You should have systems in place so that all frontline employees have some authority to make customer experiences great. Set up some boundaries but give them the flexibility to be creative and make sure every customer is leaving with a smile.
4: Trust and confidence
Assurance is the ability of your employees to instill trust and confidence through courtesy and expertise. It’s the accurate exchange of information in the way each customer can receive it. If customers didn’t need you to be the experts, they’d be getting the products online.
Are staff knowledgeable on all products and services? Do instructors instill a sense of confidence in their classes? Employees should always be expanding their knowledge base to better serve each customer. Give them time to do so, if you don’t already.
Can customers trust that they’ll be safe with you? This means that their personal information provided can’t be stolen. It also means that precautions, rules and procedures are in place, posted and followed to protect everyone entering the store.
Are staff always courteous? Are they treating every customer with the utmost respect? Are they honest? Relationships are built by listening and understanding.
You and your staff must be able to understand customer needs and provide individual attention. Customers expect very personalized service and you need to know how to walk in their shoes.

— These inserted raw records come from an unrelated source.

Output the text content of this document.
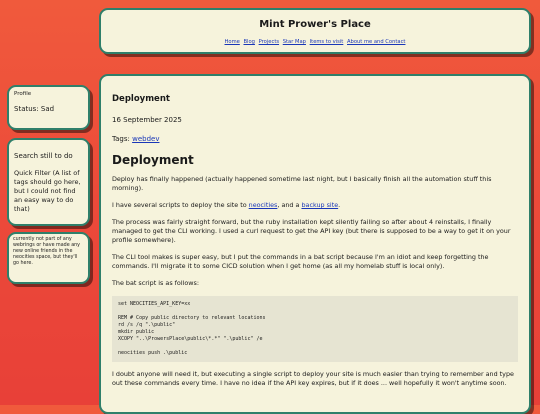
Mint Prower's Place
Home Blog Projects Star Map Items to visit About me and Contact
Profile
Status: Sad
Search still to do
Quick Filter (A list of tags should go here, but I could not find an easy way to do that)
currently not part of any webrings or have made any new online friends in the neocities space, but they'll go here.
Deployment
16 September 2025
Tags: webdev
Deployment

Deploy has finally happened (actually happened sometime last night, but I basically finish all the automation stuff this morning).

I have several scripts to deploy the site to neocities, and a backup site.

The process was fairly straight forward, but the ruby installation kept silently failing so after about 4 reinstalls, I finally managed to get the CLI working. I used a curl request to get the API key (but there is supposed to be a way to get it on your profile somewhere).

The CLI tool makes is super easy, but I put the commands in a bat script because I'm an idiot and keep forgetting the commands. I'll migrate it to some CICD solution when I get home (as all my homelab stuff is local only).

The bat script is as follows:

set NEOCITIES_API_KEY=xx

REM # Copy public directory to relevant locations
rd /s /q ".\public"
mkdir public
XCOPY "..\ProwersPlace\public\*.*" ".\public" /e

neocities push .\public

I doubt anyone will need it, but executing a single script to deploy your site is much easier than trying to remember and type out these commands every time. I have no idea if the API key expires, but if it does ... well hopefully it won't anytime soon.
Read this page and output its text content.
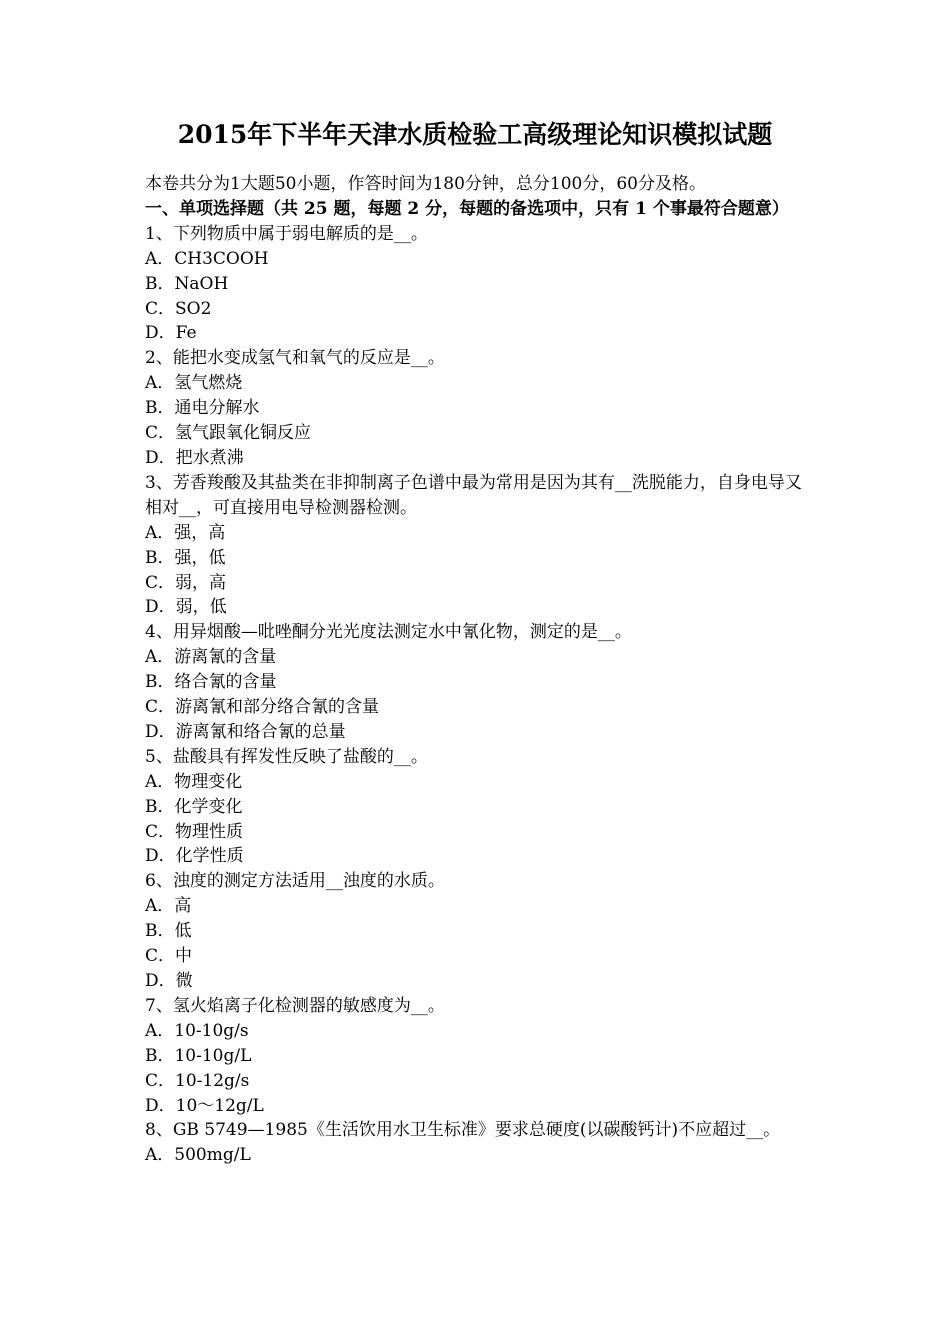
2015年下半年天津水质检验工高级理论知识模拟试题
本卷共分为1大题50小题，作答时间为180分钟，总分100分，60分及格。
一、单项选择题（共 25 题，每题 2 分，每题的备选项中，只有 1 个事最符合题意）
1、下列物质中属于弱电解质的是__。
A．CH3COOH
B．NaOH
C．SO2
D．Fe
2、能把水变成氢气和氧气的反应是__。
A．氢气燃烧
B．通电分解水
C．氢气跟氧化铜反应
D．把水煮沸
3、芳香羧酸及其盐类在非抑制离子色谱中最为常用是因为其有__洗脱能力，自身电导又相对__，可直接用电导检测器检测。
A．强，高
B．强，低
C．弱，高
D．弱，低
4、用异烟酸—吡唑酮分光光度法测定水中氰化物，测定的是__。
A．游离氰的含量
B．络合氰的含量
C．游离氰和部分络合氰的含量
D．游离氰和络合氰的总量
5、盐酸具有挥发性反映了盐酸的__。
A．物理变化
B．化学变化
C．物理性质
D．化学性质
6、浊度的测定方法适用__浊度的水质。
A．高
B．低
C．中
D．微
7、氢火焰离子化检测器的敏感度为__。
A．10-10g/s
B．10-10g/L
C．10-12g/s
D．10～12g/L
8、GB 5749—1985《生活饮用水卫生标准》要求总硬度(以碳酸钙计)不应超过__。
A．500mg/L
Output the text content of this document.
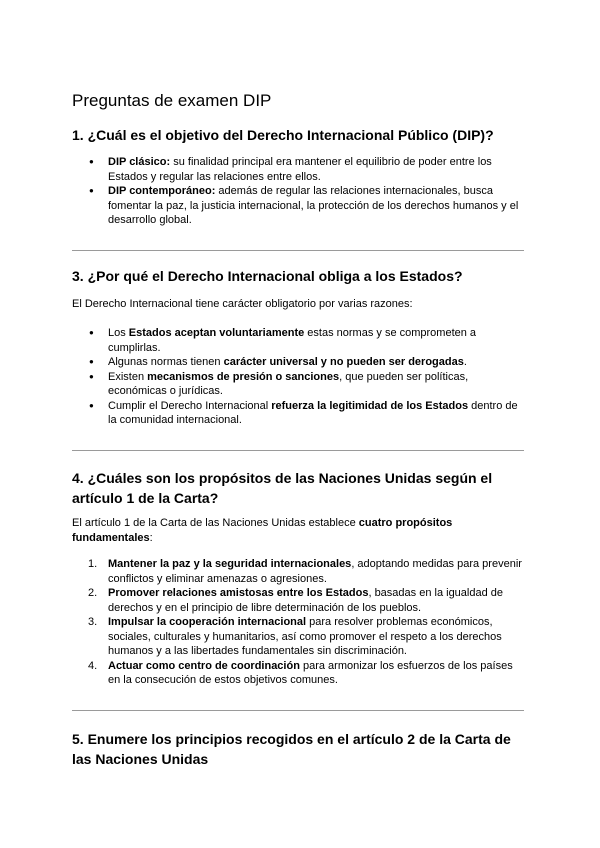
Preguntas de examen DIP
1. ¿Cuál es el objetivo del Derecho Internacional Público (DIP)?
● DIP clásico: su finalidad principal era mantener el equilibrio de poder entre los Estados y regular las relaciones entre ellos.
● DIP contemporáneo: además de regular las relaciones internacionales, busca fomentar la paz, la justicia internacional, la protección de los derechos humanos y el desarrollo global.
3. ¿Por qué el Derecho Internacional obliga a los Estados?

El Derecho Internacional tiene carácter obligatorio por varias razones:

● Los Estados aceptan voluntariamente estas normas y se comprometen a cumplirlas.
● Algunas normas tienen carácter universal y no pueden ser derogadas.
● Existen mecanismos de presión o sanciones, que pueden ser políticas, económicas o jurídicas.
● Cumplir el Derecho Internacional refuerza la legitimidad de los Estados dentro de la comunidad internacional.
4. ¿Cuáles son los propósitos de las Naciones Unidas según el artículo 1 de la Carta?

El artículo 1 de la Carta de las Naciones Unidas establece cuatro propósitos fundamentales:

1. Mantener la paz y la seguridad internacionales, adoptando medidas para prevenir conflictos y eliminar amenazas o agresiones.
2. Promover relaciones amistosas entre los Estados, basadas en la igualdad de derechos y en el principio de libre determinación de los pueblos.
3. Impulsar la cooperación internacional para resolver problemas económicos, sociales, culturales y humanitarios, así como promover el respeto a los derechos humanos y a las libertades fundamentales sin discriminación.
4. Actuar como centro de coordinación para armonizar los esfuerzos de los países en la consecución de estos objetivos comunes.
5. Enumere los principios recogidos en el artículo 2 de la Carta de las Naciones Unidas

To what extent do staff give individual attention to customers? Do they listen carefully, or work from a script? Do you work to understand the specific needs of each customer or just worry about selling the most expensive product? Your employees need to be able to provide personalized service if you want to keep customers coming back. In a similar regard, do you have the best interest of your customers at heart or are you more interested in the sale? Today’s customer demands you put them first.

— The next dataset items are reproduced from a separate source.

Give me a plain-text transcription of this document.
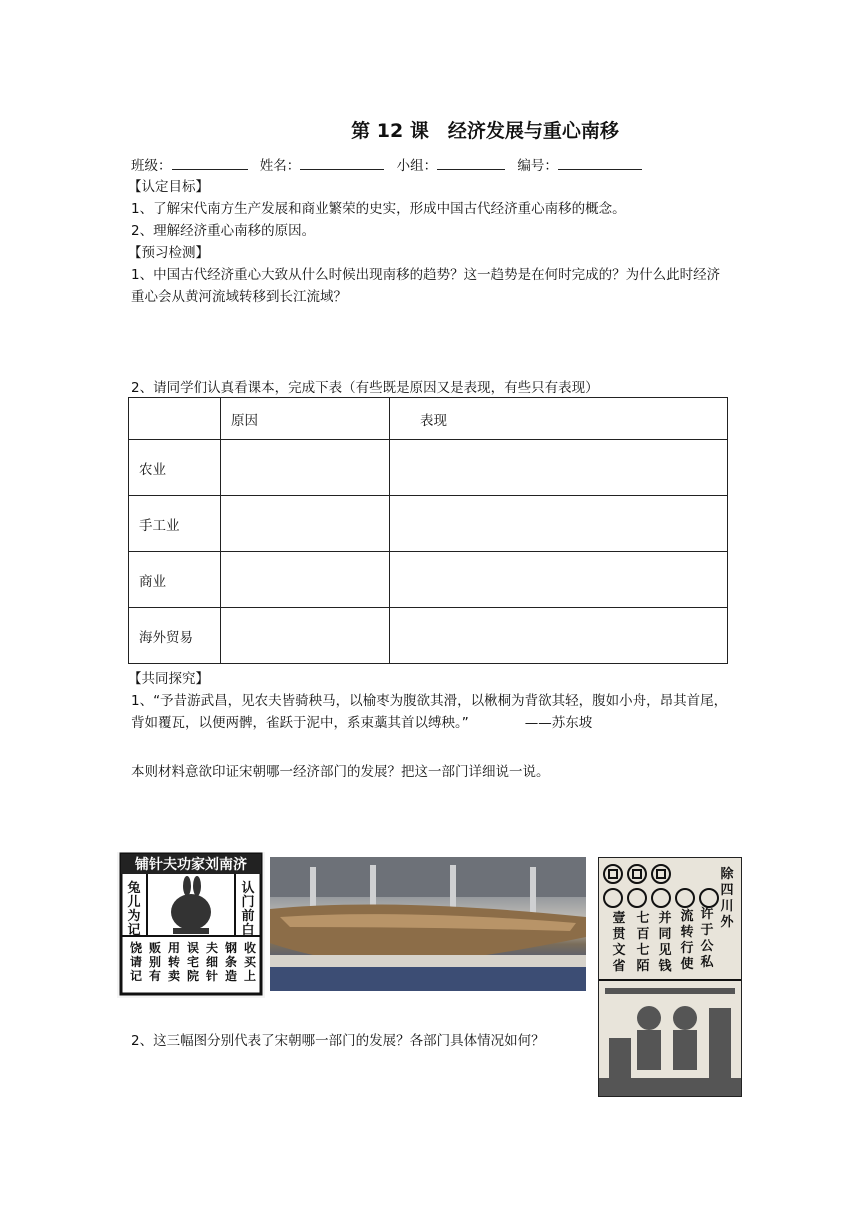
第 12 课　经济发展与重心南移
班级：	姓名：	小组：	编号：
【认定目标】
1、了解宋代南方生产发展和商业繁荣的史实，形成中国古代经济重心南移的概念。
2、理解经济重心南移的原因。
【预习检测】
1、中国古代经济重心大致从什么时候出现南移的趋势？这一趋势是在何时完成的？为什么此时经济重心会从黄河流域转移到长江流域？
2、请同学们认真看课本，完成下表（有些既是原因又是表现，有些只有表现）
	原因	表现
农业		
手工业		
商业		
海外贸易		
【共同探究】
1、“予昔游武昌，见农夫皆骑秧马，以榆枣为腹欲其滑，以楸桐为背欲其轻，腹如小舟，昂其首尾，背如覆瓦，以便两髀，雀跃于泥中，系束藁其首以缚秧。”	——苏东坡
本则材料意欲印证宋朝哪一经济部门的发展？把这一部门详细说一说。
铺针夫功家刘南济
兔
儿
为
记
认
门
前
白
收
买
上
钢
条
造
夫
细
针
误
宅
院
用
转
卖
贩
别
有
饶
请
记
除
四
川
外
许
于
公
私
流
转
行
使
并
同
见
钱
七
百
七
陌
壹
贯
文
省
2、这三幅图分别代表了宋朝哪一部门的发展？各部门具体情况如何？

Is your store or range open to customers at times that are convenient? Or do you make it difficult for them to buy from you because of limited hours or infrequent classes? If you’re not serving your customers when they need it, they’ll find someone else who will, or will find another activity.
When you care deeply about what your customers are experiencing and what you can do to help them solve your problems, your customers are guaranteed to keep coming back. The greatest connections are created when you and the customer understand each other.

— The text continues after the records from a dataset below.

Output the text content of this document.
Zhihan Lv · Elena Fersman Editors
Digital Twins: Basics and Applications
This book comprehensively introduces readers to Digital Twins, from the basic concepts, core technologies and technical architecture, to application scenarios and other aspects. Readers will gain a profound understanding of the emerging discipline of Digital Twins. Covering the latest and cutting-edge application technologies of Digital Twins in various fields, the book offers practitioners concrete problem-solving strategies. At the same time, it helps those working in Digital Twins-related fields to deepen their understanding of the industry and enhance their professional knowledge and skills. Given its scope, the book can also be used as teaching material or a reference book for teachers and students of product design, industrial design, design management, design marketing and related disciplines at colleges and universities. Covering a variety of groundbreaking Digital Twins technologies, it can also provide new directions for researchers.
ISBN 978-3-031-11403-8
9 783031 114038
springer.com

Look back at the sentence or two you wrote down at the beginning of this article. How did you come to that conclusion? What assumptions and past experiences led you to choose what you wrote? If you wrote something negative, it could be you’ve had some bad past experiences with that company, or are just in a bad mood right now. If it’s positive, did you have past experiences that lead you to believe this is just a temporary problem? See how your assumptions, perceptions, beliefs and mood all quickly play into your perceptions of the rest company? That’s what archery customers do with you every day.
How do you want your company to be perceived? Take a look at each of the dimensions above and develop some statements. Then, do a little self-analysis about where you stand in relation to your own store’s past, other archery retailers and shopping in general. Your biggest gaps may be where you should focus some attention. You can’t be the best at everything, but you can set some priorities. You can also keep reviewing and improving each dimension of customer expectation to make sure you’re closing the gap throughout the year.